The Ontario government has announced a new initiative that it hopes will prevent or mitigate the risk of post-traumatic stress disorder (PTSD) among first responders.
On Feb. 1, the labour ministry announced a new prevention strategy that will address PTSD in police, firefighters and paramedics — a group that the province says are at least twice as likely as the general population to suffer from traumatic stress on the job.
The new strategy will focus on prevention and measures to reduce stigma.
As part of that strategy, a radio and digital campaign will be launched to increase awareness and eliminate stigma attached to the disorder. Minister of Labour Kevin Flynn also said he would host an annual summit to highlight best practices and monitor progress in dealing with PTSD.
The strategy will also include grants for prevention research and a free online toolkit with resources tailored for employers in the sector.

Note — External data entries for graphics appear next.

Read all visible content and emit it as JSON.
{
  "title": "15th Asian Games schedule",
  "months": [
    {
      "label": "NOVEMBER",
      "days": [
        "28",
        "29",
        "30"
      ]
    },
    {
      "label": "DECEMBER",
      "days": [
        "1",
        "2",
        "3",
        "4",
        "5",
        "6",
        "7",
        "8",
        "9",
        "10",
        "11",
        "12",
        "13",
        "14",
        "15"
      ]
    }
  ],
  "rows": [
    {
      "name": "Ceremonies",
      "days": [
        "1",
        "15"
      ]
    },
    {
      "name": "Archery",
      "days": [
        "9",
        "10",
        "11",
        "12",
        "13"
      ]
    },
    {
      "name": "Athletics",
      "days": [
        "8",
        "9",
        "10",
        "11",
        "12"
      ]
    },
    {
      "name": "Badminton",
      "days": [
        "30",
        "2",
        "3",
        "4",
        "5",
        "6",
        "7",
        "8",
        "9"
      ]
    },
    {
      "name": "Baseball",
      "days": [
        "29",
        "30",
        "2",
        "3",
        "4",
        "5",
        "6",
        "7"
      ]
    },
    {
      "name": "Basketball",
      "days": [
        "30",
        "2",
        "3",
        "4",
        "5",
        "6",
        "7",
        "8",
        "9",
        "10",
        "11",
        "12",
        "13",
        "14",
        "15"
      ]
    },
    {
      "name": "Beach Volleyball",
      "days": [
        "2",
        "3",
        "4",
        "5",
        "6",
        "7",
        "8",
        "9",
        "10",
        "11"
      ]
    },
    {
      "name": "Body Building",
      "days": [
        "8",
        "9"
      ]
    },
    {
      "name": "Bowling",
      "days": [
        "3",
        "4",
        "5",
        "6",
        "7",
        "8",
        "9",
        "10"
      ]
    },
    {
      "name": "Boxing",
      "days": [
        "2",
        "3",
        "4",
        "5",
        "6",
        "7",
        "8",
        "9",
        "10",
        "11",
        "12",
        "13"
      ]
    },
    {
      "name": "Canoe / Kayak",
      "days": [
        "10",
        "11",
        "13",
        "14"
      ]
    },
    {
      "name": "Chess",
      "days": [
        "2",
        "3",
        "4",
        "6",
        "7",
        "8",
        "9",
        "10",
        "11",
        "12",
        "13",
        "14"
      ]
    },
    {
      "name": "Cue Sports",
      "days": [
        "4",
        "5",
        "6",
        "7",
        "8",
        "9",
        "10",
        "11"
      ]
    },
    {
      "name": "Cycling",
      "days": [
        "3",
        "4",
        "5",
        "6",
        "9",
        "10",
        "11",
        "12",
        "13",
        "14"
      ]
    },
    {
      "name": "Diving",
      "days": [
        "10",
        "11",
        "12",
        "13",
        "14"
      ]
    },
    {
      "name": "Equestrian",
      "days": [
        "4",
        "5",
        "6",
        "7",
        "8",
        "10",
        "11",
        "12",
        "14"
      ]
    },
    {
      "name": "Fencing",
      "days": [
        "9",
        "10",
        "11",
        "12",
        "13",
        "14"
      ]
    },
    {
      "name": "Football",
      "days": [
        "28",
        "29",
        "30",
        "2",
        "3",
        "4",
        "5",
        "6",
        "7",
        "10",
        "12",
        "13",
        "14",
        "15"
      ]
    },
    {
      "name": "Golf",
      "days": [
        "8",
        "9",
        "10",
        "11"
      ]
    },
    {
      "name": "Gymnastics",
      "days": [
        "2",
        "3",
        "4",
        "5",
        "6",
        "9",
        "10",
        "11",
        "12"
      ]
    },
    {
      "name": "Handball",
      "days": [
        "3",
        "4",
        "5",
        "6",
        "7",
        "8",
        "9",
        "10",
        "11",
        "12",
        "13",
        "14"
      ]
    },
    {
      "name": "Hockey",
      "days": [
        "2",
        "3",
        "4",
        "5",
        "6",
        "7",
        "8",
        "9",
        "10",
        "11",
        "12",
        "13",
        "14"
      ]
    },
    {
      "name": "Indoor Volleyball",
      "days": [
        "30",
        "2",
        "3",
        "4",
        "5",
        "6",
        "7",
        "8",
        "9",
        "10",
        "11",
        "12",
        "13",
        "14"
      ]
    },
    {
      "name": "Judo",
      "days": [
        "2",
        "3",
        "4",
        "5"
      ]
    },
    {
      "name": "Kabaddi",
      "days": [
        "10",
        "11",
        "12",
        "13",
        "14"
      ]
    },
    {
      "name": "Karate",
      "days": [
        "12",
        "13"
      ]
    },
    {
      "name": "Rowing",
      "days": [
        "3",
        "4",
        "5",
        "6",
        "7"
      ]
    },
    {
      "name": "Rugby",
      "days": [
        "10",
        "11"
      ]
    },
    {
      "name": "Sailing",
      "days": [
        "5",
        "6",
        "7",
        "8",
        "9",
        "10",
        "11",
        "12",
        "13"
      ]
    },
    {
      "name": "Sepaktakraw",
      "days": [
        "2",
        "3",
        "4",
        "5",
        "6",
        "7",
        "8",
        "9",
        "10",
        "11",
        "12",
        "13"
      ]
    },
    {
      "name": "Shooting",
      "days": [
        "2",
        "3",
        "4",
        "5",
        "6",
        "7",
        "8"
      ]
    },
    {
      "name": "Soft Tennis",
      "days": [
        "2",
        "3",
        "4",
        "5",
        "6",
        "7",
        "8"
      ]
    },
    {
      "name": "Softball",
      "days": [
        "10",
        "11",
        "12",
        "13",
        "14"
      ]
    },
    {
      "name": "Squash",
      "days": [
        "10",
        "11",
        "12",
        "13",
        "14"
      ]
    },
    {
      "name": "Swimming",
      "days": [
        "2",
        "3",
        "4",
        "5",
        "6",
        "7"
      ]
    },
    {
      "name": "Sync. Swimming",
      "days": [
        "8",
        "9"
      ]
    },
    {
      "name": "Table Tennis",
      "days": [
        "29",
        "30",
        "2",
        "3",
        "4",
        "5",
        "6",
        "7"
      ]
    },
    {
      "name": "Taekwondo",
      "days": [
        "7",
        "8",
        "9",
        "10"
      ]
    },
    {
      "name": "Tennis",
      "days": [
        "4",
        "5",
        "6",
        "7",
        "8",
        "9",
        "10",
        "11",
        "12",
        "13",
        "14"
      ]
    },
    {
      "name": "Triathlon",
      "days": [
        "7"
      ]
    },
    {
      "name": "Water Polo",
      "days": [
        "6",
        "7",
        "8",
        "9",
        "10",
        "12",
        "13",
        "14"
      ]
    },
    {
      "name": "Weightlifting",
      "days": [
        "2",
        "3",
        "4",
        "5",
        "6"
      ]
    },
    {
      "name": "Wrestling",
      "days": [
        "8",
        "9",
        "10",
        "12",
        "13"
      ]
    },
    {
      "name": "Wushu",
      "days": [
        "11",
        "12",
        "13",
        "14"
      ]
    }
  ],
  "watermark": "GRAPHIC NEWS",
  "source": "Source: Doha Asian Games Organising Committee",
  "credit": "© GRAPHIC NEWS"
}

“PTSD is a serious and debilitating injury. With appropriate resources and timely treatment, we know it can be prevented or mitigated. We’re acting today to ensure we support effective prevention for Ontario’s first responders,” Flynn said in a statement.
He added that legislative changes could be a possibility.
“We know the solution lies with a comprehensive approach which includes both preventative and legislative measures. I am proud to share the first piece of our strategy to deal with PTSD in our first responders that will seek to address current gaps and build on existing PTSD prevention activities currently underway across Ontario,” he said.